Wally’s body was the vehicle through which I knew him. All other knowledges proceed through the body, after it, as it were. His was a wonderful vehicle, a beloved one, but it was not him. This fact seems so strange to me, so heavily laden, a deep vein of the incomprehensible. I find myself repeating it, trying to formulate it: we are not our bodies. The body is not me. I am my body, but I extend beyond it; just as my attention laps out, as my identity can pour out into the day. I have learned more about this, living beside water; as if the very fluidity of the landscape gets inside us, and encourages our own ability to slip our fixed bounds and feel ourselves as extended, multiple, various. Walking the shore, a warm day in March, toward that huge headland of cloud hung above and ahead, one pure white cliff above the dunelands, I become, momentarily, cloud, running dog, the raddled sonics of gull and wind and breaking wave. The wave seems a separate thing, yet it’s a product, an effect, of that which is waving; gone into my elements, I am equally fluid.

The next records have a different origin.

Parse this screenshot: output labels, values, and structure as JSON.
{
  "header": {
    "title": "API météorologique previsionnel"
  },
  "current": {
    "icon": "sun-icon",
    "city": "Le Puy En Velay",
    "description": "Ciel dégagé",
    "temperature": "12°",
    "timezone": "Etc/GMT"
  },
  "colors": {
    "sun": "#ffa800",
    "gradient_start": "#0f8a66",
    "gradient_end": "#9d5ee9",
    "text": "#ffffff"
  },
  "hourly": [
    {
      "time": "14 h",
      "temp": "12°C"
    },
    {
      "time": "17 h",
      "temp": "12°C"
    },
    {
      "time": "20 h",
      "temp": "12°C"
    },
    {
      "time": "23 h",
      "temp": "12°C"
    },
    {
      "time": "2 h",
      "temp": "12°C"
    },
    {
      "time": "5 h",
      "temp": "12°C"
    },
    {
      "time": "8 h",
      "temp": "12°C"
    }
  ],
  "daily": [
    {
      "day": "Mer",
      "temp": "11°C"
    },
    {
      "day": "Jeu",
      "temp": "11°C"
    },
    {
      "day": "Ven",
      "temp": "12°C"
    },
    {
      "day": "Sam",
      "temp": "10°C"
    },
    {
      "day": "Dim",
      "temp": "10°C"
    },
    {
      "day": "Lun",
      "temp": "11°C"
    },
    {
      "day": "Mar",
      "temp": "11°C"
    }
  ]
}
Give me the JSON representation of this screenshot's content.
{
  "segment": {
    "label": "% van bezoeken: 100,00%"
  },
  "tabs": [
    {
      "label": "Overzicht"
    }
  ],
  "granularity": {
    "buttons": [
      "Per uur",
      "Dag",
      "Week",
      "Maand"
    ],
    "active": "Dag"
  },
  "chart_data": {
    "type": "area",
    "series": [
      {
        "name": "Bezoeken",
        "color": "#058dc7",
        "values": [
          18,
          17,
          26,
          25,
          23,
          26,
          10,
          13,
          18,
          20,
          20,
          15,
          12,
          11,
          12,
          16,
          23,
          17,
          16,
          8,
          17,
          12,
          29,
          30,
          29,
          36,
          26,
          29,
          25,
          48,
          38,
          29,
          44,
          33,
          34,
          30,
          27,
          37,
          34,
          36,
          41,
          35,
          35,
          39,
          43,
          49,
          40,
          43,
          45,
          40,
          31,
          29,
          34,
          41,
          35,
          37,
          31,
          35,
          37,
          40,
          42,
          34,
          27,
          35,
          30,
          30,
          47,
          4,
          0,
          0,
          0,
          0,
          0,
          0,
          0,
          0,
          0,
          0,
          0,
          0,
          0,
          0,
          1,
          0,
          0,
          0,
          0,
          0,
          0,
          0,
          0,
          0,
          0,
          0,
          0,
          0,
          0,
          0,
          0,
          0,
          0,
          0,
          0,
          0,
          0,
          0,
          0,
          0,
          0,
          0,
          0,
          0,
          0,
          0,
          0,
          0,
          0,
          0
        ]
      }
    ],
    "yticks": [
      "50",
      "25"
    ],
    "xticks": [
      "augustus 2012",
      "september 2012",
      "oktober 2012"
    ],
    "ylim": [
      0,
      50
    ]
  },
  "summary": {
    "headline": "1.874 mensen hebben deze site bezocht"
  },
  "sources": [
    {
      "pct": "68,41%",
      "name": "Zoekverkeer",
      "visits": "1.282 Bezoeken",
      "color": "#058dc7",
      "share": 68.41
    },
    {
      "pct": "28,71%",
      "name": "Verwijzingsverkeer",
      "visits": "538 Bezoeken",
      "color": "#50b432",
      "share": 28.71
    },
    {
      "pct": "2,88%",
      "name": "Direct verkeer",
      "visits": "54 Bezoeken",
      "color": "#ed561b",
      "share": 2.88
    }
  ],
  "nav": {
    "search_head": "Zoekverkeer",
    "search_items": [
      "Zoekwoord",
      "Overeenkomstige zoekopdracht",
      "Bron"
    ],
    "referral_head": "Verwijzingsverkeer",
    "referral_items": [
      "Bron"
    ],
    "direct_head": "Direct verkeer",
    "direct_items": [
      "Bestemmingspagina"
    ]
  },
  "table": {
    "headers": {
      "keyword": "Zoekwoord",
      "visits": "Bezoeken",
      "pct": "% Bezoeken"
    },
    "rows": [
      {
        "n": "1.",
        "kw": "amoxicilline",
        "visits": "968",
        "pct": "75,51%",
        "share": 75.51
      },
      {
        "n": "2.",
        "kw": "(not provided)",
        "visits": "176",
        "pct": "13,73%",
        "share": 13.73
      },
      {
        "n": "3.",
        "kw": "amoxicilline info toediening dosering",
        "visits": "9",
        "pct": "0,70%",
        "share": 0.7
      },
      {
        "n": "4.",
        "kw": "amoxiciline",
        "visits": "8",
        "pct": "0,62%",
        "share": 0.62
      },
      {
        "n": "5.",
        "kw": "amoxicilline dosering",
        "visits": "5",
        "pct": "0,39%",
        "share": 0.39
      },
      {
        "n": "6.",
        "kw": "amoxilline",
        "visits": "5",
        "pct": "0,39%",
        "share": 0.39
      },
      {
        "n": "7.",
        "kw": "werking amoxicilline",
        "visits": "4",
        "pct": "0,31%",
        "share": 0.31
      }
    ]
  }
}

The plainness of the poor abandoned body became more plain to me when I encountered Wally’s ashes. The week after his death, while I anticipated receiving them, I imagined the relationship I might have to them. It had been terrible, to let the body be taken; had I not been so certain that it was not him I couldn’t have done it at all, I could never have allowed it. But even though it was only his body (only! as if that were some minor thing) I couldn’t allow him to go naked, without something of home, so I sent with him a quilt I’d made for him, years ago, a red and white geometry splashed with starlike red leaves. I am not much of a quilt-maker; my clumsy stitches were done in honor of my quilting grandmother. First I’d thought it would be a November birthday gift, then Christmas—and then eventually the thing spread across my lap and legs kept me warm all winter and into a Vermont spring while I worked on it. The stitches were rough but they were mine, every one of them. His body left wrapped in it. I didn’t watch. I took the dogs down to the harbor, beneath a great wheeling starry void, the air so cold and sharp and still it seemed it might crack.

The next day I had to sign papers at the funeral home, and I began to look at different sorts of urns and vessels (everything made for this purpose seemed obscene, or banal, or at least achingly and inappropriately bland). And I began to think what it would be like to receive the ashes, the commingled evidence of body and of fabric.